R406 (R-406 besylate) is an effective Syk inhibitor (IC50: 41 nM) and shows no effects on Lyn.

R406 dose-dependently inhibited anti-IgE-mediated CHMC degranulation measured as tryptase release (EC50: 0.056 μM) but showed no activity on ionomycin-triggered tryptase release. R406 also inhibited the anti-IgE induced production and release of LTC4 and cytokines and chemokines, including TNF, IL-8, and GM-CSF. R406 potently inhibited Syk kinase activity in vitro with an IC50 of 41 nM. Subsequent enzyme kinetic studies showed R406 to be a competitive inhibitor for ATP binding with a Ki of 30 nM [1]. R406 induces apoptosis and cell cycle arrest while decreasing downstream phosphatidylinositol-3'-kinase (PI3K)/Akt signaling in EBV+ B cell lymphoma PTLD lines in vitro [2]. The prosurvival effects promoted by anti-IgM stimulation and nurselike cells were abrogated by R406. BCR triggering up-regulated adhesion molecules and increased CLL cell migration toward the chemokines CXCL12 and CXCL13. BCR activation also enhanced CLL cell migration beneath marrow stromal cells. These responses were blocked by R406, which furthermore abrogated BCR-dependent secretion of T-cell chemokines (CCL3 and CCL4) by CLL cells [3].
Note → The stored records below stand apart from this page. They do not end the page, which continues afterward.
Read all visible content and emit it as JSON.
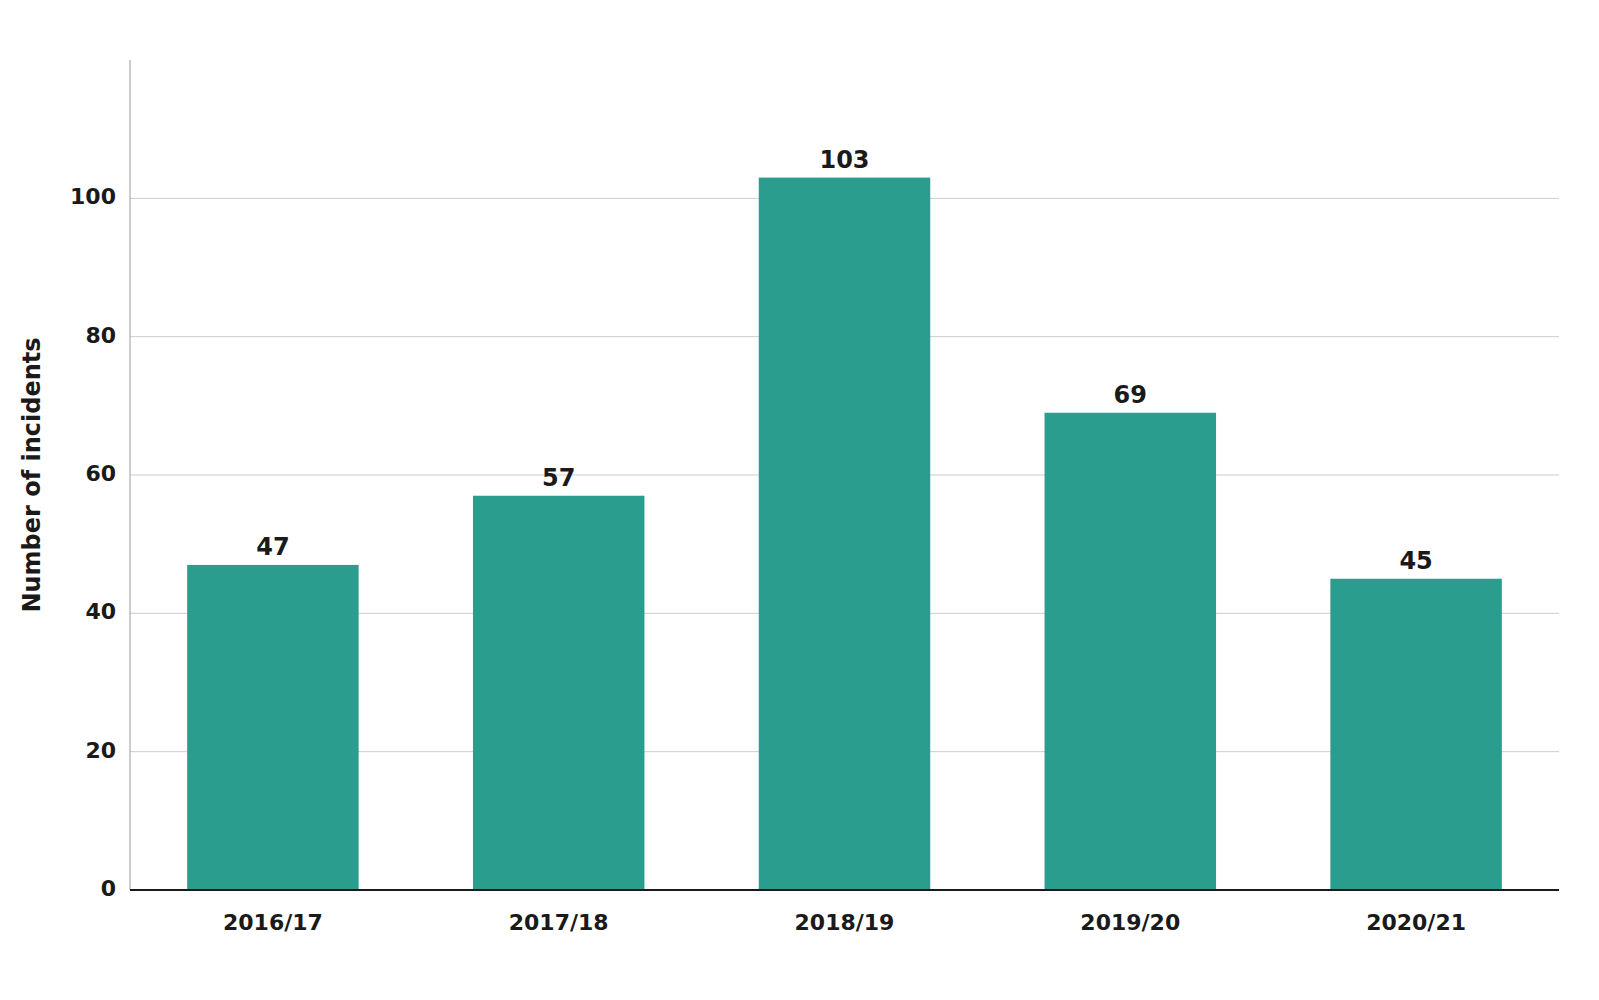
{
  "chart_data": {
    "type": "bar",
    "categories": [
      "2016/17",
      "2017/18",
      "2018/19",
      "2019/20",
      "2020/21"
    ],
    "values": [
      47,
      57,
      103,
      69,
      45
    ],
    "color": "#2a9d8f",
    "ylabel": "Number of incidents",
    "ylim": [
      0,
      120
    ],
    "yticks": [
      0,
      20,
      40,
      60,
      80,
      100
    ],
    "grid": true,
    "data_labels": true
  }
}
Prophylactic treatment of mice with R406 administered 1 h before immune complex challenge reduced the cutaneous reverse passive Arthus reaction by approximately 72 and 86% at 1 and 5 mg/kg, respectively, compared with the vehicle control. The net optical density reading of extravasated dye extracted after treatment with R406 at 1 or 5 mg/kg R406 was reduced from 0.14 (vehicle) to 0.04 or 0.02, respectively. Treatment of injected C57BL/6 mice with 10 mg/kg R406 bid delayed the onset and reduced the severity of clinical arthritis. Paw thickening and clinical arthritis were reduced by approximately 50% [1]. R406 did not inhibit or delay the in vivo growth of solid tumors established from EBV-infected B cell lines. Instead, tumor growth in adjacent inguinal lymph nodes was observed exclusively in fostamatinib (R406 prodrug)-treated animals [2].

The fluorescence polarization reactions were performed as described elsewhere. For Ki determination, duplicate 200-μl reactions were set up at eight different ATP concentrations from 200 μM (2-fold serial dilutions) in the presence of either DMSO or R406 at 125, 62.5, 31.25, 15.5, or 7.8 nM. At different time points, 20 μl of each reaction was removed and quenched to stop the reaction. For each concentration of R406, the rate of reaction at each concentration of ATP was determined and plotted against the ATP concentration to determine the apparent Km and Vmax (maximal rate). Finally, the apparent Km (or apparent Km/Vmax) was plotted against the inhibitor concentration to determine the Ki. All data analysis was performed using Prism and Prism enzyme kinetics programs [1].

Human primary macrophages were derived from CD14 peripheral blood mononuclear cell according to the protocol specified in the monocyte isolation kit and by subsequently expanding the monocytes in 100 ng/ml human GM-CSF for 5 days to drive differentiation to macrophages. THP-1 cells were primed with 10 ng/ml IFN-γ for 6 days before stimulation. Monocyte-derived macrophages were stimulated by immobilized (plate-bound) human IgG. R406 and 15,000 cells were added to the IgG-coated wells and incubated for 16 to 20 h at 37°C. LPS was used at a final concentration of 10 ng/ml in uncoated wells. TNF concentration in the supernatants was measured by Luminex assay [1].

Mice were challenged intravenously with 1% ovalbumin (OVA) in saline (10 mg/kg) containing 1% Evans blue dye. Ten minutes later, mice were anesthetized with isofluorane and shaved dorsolaterally. The rabbit anti-OVA IgG (50 μg/25 μl) was injected intradermally on the left side of the back at three adjacent locations. Three injections of rabbit polyclonal IgG (50 μg/25 μl) on the opposite side of the same animal served as controls. R406 or vehicle (67% PEG 400) was administered to animals 60 min before antibody/antigen challenge. Four hours after challenge, the animals were euthanized, and skin tissue was assessed for edema and inflammation by measuring dye extravasation into the surrounding tissue. Punch biopsy of the injection sites (8 mm) were incubated in 2 ml of formamide at 80°C overnight. The concentration of the extravasated Evans blue dye was measured spectrophotometrically at OD610 [1].